ABD’de 25 Mayıs’ta polis şiddeti sonucu boğularak yaşamını yitiren George Floyd’un ölümüyle gündeme gelen ırkçılığın kökenlerinin çok eskiye dayandığını belirten Psikiyatrist Prof. Dr. Nevzat Tarhan Amerika’daki ırkçılığın sadece biyolojik değil ekonomik yönünün de olduğuna dikkat çekiyor. Biyolojik ırkçılığa herkes karşı ama ekonomik ırkçılığın sessizce onaylandığını belirten Tarhan, son olayda bu derecede ciddi tepkilerin yaşanmasının nedeninin ekonomik ırkçılık olduğunu kaydetti.
Üsküdar Üniversitesi Kurucu Rektörü Prof. Dr. Nevzat Tarhan, ABD’de George Floyd’un ölümüyle gündeme gelen ırkçılık ve ırkçılık psikolojisi hakkında değerlendirmelerde bulundu.
İnsanın bir temel kişilik gelişimi, bir de kimlik gelişimi olduğunu kaydeden Prof. Dr. Nevzat Tarhan, “Kimlik gelişimi, ırkçılık olarak tanımlanmaya çok müsaittir. Kimlik gelişimleri sosyal rollerdir. Bu sosyal rollerin sanki biyolojik rol olarak kabul edilmesidir ve bununla ilgili bir çeşit ayrımcılık yapılır. Irkçılık denildiğinde genellikle etnik ayrımcılık olan biyolojik ırkçılık olarak anlaşılıyor. Kişi hangi genetik havuza aitse kendi ırkını özel buluyor” dedi.

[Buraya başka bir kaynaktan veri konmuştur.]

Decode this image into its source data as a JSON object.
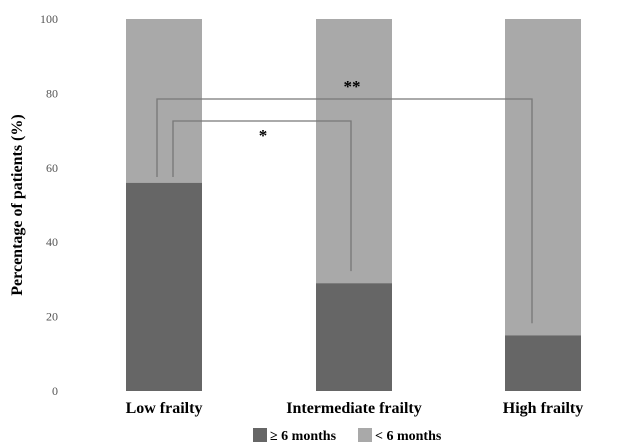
{
  "chart_data": {
    "type": "bar",
    "stacked": true,
    "categories": [
      "Low frailty",
      "Intermediate frailty",
      "High frailty"
    ],
    "series": [
      {
        "name": "≥ 6 months",
        "values": [
          56,
          29,
          15
        ],
        "color": "#666666"
      },
      {
        "name": "< 6 months",
        "values": [
          44,
          71,
          85
        ],
        "color": "#a9a9a9"
      }
    ],
    "ylabel": "Percentage of patients (%)",
    "xlabel": "",
    "title": "",
    "ylim": [
      0,
      100
    ],
    "yticks": [
      0,
      20,
      40,
      60,
      80,
      100
    ],
    "grid": false,
    "legend_position": "bottom",
    "annotations": [
      {
        "label": "*",
        "from": "Low frailty",
        "to": "Intermediate frailty"
      },
      {
        "label": "**",
        "from": "Low frailty",
        "to": "High frailty"
      }
    ]
  }
}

İnsanlık çok ağır bedeller ödedi
Irkçılık nedeniyle geçmişte çok acı olayların yaşandığını, insanlığın ağır bedeller ödediğini kaydeden Prof. Dr. Nevzat Tarhan, “Irkçılığın ete kemiğe bürünmüş şekli Hitler’dir. Hitler ırkçı bir faşizm yapmıştır, kendi ırkını ari ırk olarak görmüştür. Daha sonra Türkler’e ve Japon’lara kültür taşıyıcıları demiştir. Fransızlara zencileşmekte olan ırk demiştir. Siyahi insanları da zaten gelişmemiş ırk olarak değerlendiriyordu hatta insan olarak kabul etmiyordu. Paris’te Eyfel Kulesi yakınlarına insanat bahçeleri kurulmuş. Hitler, Yahudilere de mantar ırk diyor. Bu ne anlama geliyor? İnsanın evinin bahçesinde mantar olduğu zaman söküp atar.Bunu ‘Kavgam’ kitabında Nazi doktrini olarak yazıyor ve o dönemde insanları buna ikna ediyor. O dönemde ırkçılığı ideoloji haline getiriyor. ‘Alman halkı üstündür, dünyaya hâkim olma hakları vardır’ iddiası ile ikinci dünya savaşını başlatıyor. Böylece de Batı medeniyeti ırkçılık meyvesini verdi. Bununla birinci ve ikinci dünya savaşlarını çıkardı. İkinci dünya savaşından sonra ırkçılık yanlışmış, insan haklarına aykırıymış diyerek 1948’de İnsan Hakları Evrensel Beyannamesi ilan edildi. Ama iki tane büyük bedel ödeyerek” dedi.